The afterglow of sunset burned dull gold and rose in the western sky, rendering glorious the veil of purple over the ranges. Down in the lowlands twilight had come, softly gray. The owls were hooting; a coyote barked; from far away floated the mourn of a wolf.
Under the aspens it was silent and lonely and sad. The leaves quivered without any sound of rustling. Columbine's heart was full of a happiness that she longed to express somehow, there beside this lonely grave. It was what she owed the strange man who slept here in the shadows. Grief abided with her, and always there would be an eternal remorse and regret. Yet she had loved him. She had been his, all unconsciously. His life had been terrible, but it had been great. As the hours of quiet thinking had multiplied, Columbine had grown in her divination of Wade's meaning. His had been the spirit of man lighting the dark places; his had been the ruthless hand against all evil, terrible to destroy.
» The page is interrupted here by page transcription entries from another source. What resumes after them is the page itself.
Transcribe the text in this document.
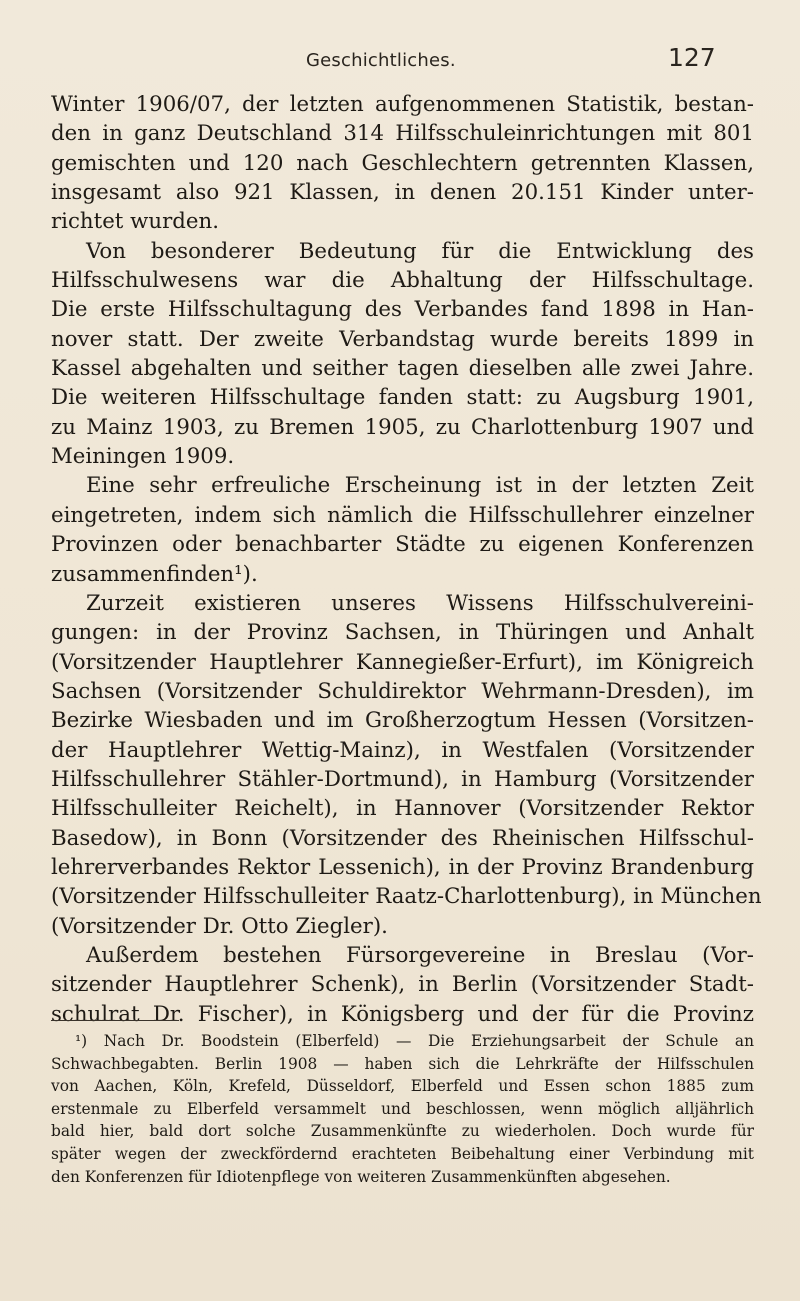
Geschichtliches.	127
Winter 1906/07, der letzten aufgenommenen Statistik, bestan-
den in ganz Deutschland 314 Hilfsschuleinrichtungen mit 801
gemischten und 120 nach Geschlechtern getrennten Klassen,
insgesamt also 921 Klassen, in denen 20.151 Kinder unter-
richtet wurden.
Von besonderer Bedeutung für die Entwicklung des
Hilfsschulwesens war die Abhaltung der Hilfsschultage.
Die erste Hilfsschultagung des Verbandes fand 1898 in Han-
nover statt. Der zweite Verbandstag wurde bereits 1899 in
Kassel abgehalten und seither tagen dieselben alle zwei Jahre.
Die weiteren Hilfsschultage fanden statt: zu Augsburg 1901,
zu Mainz 1903, zu Bremen 1905, zu Charlottenburg 1907 und
Meiningen 1909.
Eine sehr erfreuliche Erscheinung ist in der letzten Zeit
eingetreten, indem sich nämlich die Hilfsschullehrer einzelner
Provinzen oder benachbarter Städte zu eigenen Konferenzen
zusammenfinden¹).
Zurzeit existieren unseres Wissens Hilfsschulvereini-
gungen: in der Provinz Sachsen, in Thüringen und Anhalt
(Vorsitzender Hauptlehrer Kannegießer-Erfurt), im Königreich
Sachsen (Vorsitzender Schuldirektor Wehrmann-Dresden), im
Bezirke Wiesbaden und im Großherzogtum Hessen (Vorsitzen-
der Hauptlehrer Wettig-Mainz), in Westfalen (Vorsitzender
Hilfsschullehrer Stähler-Dortmund), in Hamburg (Vorsitzender
Hilfsschulleiter Reichelt), in Hannover (Vorsitzender Rektor
Basedow), in Bonn (Vorsitzender des Rheinischen Hilfsschul-
lehrerverbandes Rektor Lessenich), in der Provinz Brandenburg
(Vorsitzender Hilfsschulleiter Raatz-Charlottenburg), in München
(Vorsitzender Dr. Otto Ziegler).
Außerdem bestehen Fürsorgevereine in Breslau (Vor-
sitzender Hauptlehrer Schenk), in Berlin (Vorsitzender Stadt-
schulrat Dr. Fischer), in Königsberg und der für die Provinz
¹) Nach Dr. Boodstein (Elberfeld) — Die Erziehungsarbeit der Schule an
Schwachbegabten. Berlin 1908 — haben sich die Lehrkräfte der Hilfsschulen
von Aachen, Köln, Krefeld, Düsseldorf, Elberfeld und Essen schon 1885 zum
erstenmale zu Elberfeld versammelt und beschlossen, wenn möglich alljährlich
bald hier, bald dort solche Zusammenkünfte zu wiederholen. Doch wurde für
später wegen der zweckfördernd erachteten Beibehaltung einer Verbindung mit
den Konferenzen für Idiotenpflege von weiteren Zusammenkünften abgesehen.
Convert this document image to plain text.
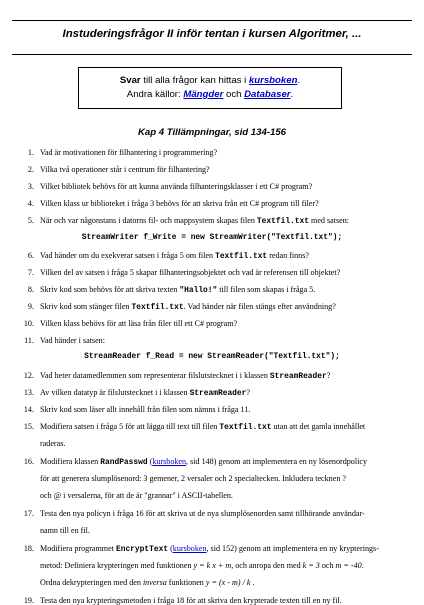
Instuderingsfrågor II inför tentan i kursen Algoritmer, ...
Svar till alla frågor kan hittas i kursboken.
Andra källor: Mängder och Databaser.
Kap 4 Tillämpningar, sid 134-156
1. Vad är motivationen för filhantering i programmering?
2. Vilka två operationer står i centrum för filhantering?
3. Vilket bibliotek behövs för att kunna använda filhanteringsklasser i ett C# program?
4. Vilken klass ur biblioteket i fråga 3 behövs för att skriva från ett C# program till filer?
5. När och var någonstans i datorns fil- och mappsystem skapas filen Textfil.txt med satsen:
StreamWriter f_Write = new StreamWriter("Textfil.txt");
6. Vad händer om du exekverar satsen i fråga 5 om filen Textfil.txt redan finns?
7. Vilken del av satsen i fråga 5 skapar filhanteringsobjektet och vad är referensen till objektet?
8. Skriv kod som behövs för att skriva texten "Hallo!" till filen som skapas i fråga 5.
9. Skriv kod som stänger filen Textfil.txt. Vad händer när filen stängs efter användning?
10. Vilken klass behövs för att läsa från filer till ett C# program?
11. Vad händer i satsen:
StreamReader f_Read = new StreamReader("Textfil.txt");
12. Vad heter datamedlemmen som representerar filslutstecknet i i klassen StreamReader?
13. Av vilken datatyp är filslutstecknet i i klassen StreamReader?
14. Skriv kod som läser allt innehåll från filen som nämns i fråga 11.
15. Modifiera satsen i fråga 5 för att lägga till text till filen Textfil.txt utan att det gamla innehållet
raderas.
16. Modifiera klassen RandPasswd (kursboken, sid 148) genom att implementera en ny lösenordpolicy
för att generera slumplösenord: 3 gemener, 2 versaler och 2 specialtecken. Inkludera tecknen ?
och @ i versalerna, för att de är "grannar" i ASCII-tabellen.
17. Testa den nya policyn i fråga 16 för att skriva ut de nya slumplösenorden samt tillhörande användar-
namn till en fil.
18. Modifiera programmet EncryptText (kursboken, sid 152) genom att implementera en ny krypterings-
metod: Definiera krypteringen med funktionen y = k x + m, och anropa den med k = 3 och m = -40.
Ordna dekrypteringen med den inversa funktionen y = (x - m) / k .
19. Testa den nya krypteringsmetoden i fråga 18 för att skriva den krypterade texten till en ny fil.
Her father! After all, how closely was she linked to the past! How closely protected, even in the hours of most helpless despair! Thus she understood him. Love was the food of life, and hope was its spirituality, and beauty was its reward to the seeing eye. Wade had lived these great virtues, even while he had earned a tragic name.
"I will live them. I will have faith and hope and love, for I am his daughter," she said. A faint, cool breeze strayed through the aspens, rustling the leaves whisperingly, and the slender columbines, gleaming pale in the twilight, lifted their sweet faces.